Fondée en 2008, Bloober Team comptait parmi les innombrables studios de développement indépendants qui pointent au catalogue des illustres inconnus, malgré la réalisation en 2010, en étroite collaboration avec le Ministère de la Culture de la Pologne, de Music Master Chopin (Classic-Rock-Pop) (distribué en France sur iPad et iPhone par Bulkypix). Si ce jeu de commande, destiné à célébrer le bicentenaire de la mort du pianiste de génie, n’est qu’un produit dérivé de Guitar Hero et de Rock Band, il indique que Bloober Team était déjà suffisamment compétent pour être pris au sérieux par un ministère public, et lui fera probablement office de CV six ans plus tard auprès de l’éditeur Aspyr.

Le studio polonais aura d’abord fait preuve d’une certaine modestie en matière de développement avec des jeux peu mémorables (dont le très confidentiel Double Bloob pour Nintendo DS), avant d’opérer une entrée non moins discrète en 2014 sur Steam, avec les jeux de plateforme old school A Men et A Men 2. Ce n’est qu’avec la sortie au premier semestre de l’année 2016 du difficilement classable Layers of Fear (édité par Aspyr), que Bloober Team commence véritablement à susciter la curiosité des joueurs, l’attention des critiques, et à acquérir une renommée internationale sur le plan du jeu horrifique.

Bloober Team aura fait preuve d’inclinations pour le genre dès 2015 avec BRAWL (critiqué ici sur Jeuxvideo.com), relecture désenchantée de Bomberman et fruit de la maturation de son Basement Crawl de 2014. Des prédispositions évidement très remarquées avec Layers of Fear, et confirmées en 2017 avec >Observer (disponible sur Steam), un thriller scifi cyberpunk aux résonnances pour le moins dickiennes (à l’instar de Stasis, >Observer s’est payé le luxe d’obtenir une meilleure note sur GameKult que sur Jeux Vidéo.com). Bloober Team, qui planche sur les projets Medium et Scopophobia est sans aucun doute un studio à suivre dans le domaine du jeu de genre indépendant.

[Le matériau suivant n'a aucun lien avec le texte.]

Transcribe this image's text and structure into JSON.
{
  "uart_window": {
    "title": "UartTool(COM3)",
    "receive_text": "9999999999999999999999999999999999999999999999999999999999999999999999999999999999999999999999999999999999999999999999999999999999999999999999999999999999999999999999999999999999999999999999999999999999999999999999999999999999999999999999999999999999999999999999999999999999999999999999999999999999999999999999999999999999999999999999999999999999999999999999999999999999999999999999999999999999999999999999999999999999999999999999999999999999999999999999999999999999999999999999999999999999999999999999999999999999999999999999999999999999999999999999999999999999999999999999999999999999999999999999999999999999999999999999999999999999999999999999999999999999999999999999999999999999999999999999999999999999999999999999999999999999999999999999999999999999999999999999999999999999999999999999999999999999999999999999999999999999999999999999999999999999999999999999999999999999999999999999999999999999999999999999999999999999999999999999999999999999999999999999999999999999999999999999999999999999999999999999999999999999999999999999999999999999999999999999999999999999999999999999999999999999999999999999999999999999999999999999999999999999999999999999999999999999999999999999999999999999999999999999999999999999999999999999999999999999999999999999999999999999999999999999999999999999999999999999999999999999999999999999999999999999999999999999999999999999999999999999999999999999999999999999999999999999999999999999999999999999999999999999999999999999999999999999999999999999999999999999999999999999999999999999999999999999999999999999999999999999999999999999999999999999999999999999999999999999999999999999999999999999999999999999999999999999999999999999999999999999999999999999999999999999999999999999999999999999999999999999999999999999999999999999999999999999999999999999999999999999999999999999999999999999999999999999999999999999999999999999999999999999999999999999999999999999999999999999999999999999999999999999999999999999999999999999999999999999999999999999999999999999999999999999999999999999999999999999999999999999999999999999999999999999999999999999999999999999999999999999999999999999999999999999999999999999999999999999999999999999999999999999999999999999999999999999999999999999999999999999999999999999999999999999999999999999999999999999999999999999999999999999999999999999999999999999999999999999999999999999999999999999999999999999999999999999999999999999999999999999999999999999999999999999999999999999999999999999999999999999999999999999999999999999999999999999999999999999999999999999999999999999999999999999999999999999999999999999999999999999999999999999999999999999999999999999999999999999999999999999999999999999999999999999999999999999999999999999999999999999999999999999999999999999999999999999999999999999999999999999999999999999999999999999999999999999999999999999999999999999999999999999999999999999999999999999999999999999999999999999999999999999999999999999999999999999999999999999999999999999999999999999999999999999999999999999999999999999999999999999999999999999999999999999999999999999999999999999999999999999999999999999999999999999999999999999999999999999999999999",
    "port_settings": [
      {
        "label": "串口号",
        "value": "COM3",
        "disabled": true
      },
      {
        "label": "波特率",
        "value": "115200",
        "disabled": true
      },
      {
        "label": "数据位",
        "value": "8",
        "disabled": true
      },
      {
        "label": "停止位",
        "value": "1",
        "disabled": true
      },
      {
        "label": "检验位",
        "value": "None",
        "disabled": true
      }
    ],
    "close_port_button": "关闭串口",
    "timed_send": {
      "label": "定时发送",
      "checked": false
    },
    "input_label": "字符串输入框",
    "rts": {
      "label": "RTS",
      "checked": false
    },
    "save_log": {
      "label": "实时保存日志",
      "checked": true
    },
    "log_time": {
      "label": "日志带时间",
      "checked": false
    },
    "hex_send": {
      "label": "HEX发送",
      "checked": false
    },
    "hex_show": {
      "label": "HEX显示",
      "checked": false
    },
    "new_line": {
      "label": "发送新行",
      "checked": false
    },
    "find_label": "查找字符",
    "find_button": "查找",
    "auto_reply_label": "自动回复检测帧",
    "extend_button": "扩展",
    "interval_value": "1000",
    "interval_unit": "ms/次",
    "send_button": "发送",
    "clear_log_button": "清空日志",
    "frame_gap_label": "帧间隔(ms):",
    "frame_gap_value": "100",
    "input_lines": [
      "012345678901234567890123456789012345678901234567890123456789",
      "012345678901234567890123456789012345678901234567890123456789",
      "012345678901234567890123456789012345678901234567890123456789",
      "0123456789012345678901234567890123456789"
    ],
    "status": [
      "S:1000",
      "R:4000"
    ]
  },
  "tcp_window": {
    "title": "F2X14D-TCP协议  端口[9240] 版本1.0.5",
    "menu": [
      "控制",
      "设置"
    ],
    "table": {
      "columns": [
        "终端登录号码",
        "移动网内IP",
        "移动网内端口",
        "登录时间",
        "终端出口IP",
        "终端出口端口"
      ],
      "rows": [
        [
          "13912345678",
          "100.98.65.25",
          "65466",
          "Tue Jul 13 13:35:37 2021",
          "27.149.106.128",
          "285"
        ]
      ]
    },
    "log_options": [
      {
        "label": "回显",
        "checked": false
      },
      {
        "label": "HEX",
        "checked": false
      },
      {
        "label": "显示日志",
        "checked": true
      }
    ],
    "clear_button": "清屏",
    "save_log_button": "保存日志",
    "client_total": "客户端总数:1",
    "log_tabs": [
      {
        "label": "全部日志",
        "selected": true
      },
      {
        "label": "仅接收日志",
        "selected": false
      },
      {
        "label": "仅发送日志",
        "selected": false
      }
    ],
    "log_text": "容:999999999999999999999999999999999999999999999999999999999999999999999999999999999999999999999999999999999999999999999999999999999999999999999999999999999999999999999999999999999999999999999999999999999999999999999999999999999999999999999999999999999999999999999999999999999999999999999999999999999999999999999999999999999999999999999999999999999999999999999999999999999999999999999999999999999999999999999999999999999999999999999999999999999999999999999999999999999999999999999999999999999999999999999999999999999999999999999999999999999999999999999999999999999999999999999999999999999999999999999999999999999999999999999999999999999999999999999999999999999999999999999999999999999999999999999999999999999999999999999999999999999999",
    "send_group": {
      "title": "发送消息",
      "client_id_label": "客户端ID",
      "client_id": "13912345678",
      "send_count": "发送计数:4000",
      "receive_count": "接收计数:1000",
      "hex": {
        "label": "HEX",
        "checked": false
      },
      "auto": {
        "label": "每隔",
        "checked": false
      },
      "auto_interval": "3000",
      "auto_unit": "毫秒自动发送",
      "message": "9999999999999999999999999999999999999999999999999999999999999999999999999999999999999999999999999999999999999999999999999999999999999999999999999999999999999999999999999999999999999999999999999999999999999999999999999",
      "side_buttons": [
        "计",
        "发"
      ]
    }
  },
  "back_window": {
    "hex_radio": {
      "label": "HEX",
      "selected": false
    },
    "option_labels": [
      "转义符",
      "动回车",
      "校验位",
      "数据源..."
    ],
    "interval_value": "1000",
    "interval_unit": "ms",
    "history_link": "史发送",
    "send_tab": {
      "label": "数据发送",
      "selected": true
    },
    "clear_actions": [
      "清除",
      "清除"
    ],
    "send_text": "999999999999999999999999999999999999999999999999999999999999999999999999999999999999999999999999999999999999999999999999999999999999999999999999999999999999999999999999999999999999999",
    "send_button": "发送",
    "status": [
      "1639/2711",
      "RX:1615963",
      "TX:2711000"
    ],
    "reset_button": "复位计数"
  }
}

Mise à jour 2019 : avec l’obsolescence d’Adobe Flash annoncée pour 2020, il est impossible de dire si les flashgames vers lesquels vous renvoie cette chronique seront disponibles en version HTML5.

LE THE GAME : Layers of Fear, Layers of Fear : Inheritance

LAYERS OF FEAR

Attention : critique partiale.

"Une carrière artistique brillante. Une femme et un enfant magnifiques. La vie ne pourrait pas être plus parfaite - jusqu’à ce que le feu... Suivez les traces - et les pensées - d’un artiste anonyme, errant dans les couloirs d’un immense manoir en constant changement. Inspiré par les chefs-d’œuvre de la peinture, de l’architecture et de la décoration du XIXe siècle, Layers of Fear est un voyage psychédélique dans une psyché défaillante, abîmée par les tragiques événements du passé. Explorez les ruines d’une vie autrefois enviable, cherchez des indices et découvrez le destin tragique d’un artiste dérangé en quête de perfection". C’est en ces termes que Bloober Team présentait son OVNI sur Playstation.com peu avant sa sortie.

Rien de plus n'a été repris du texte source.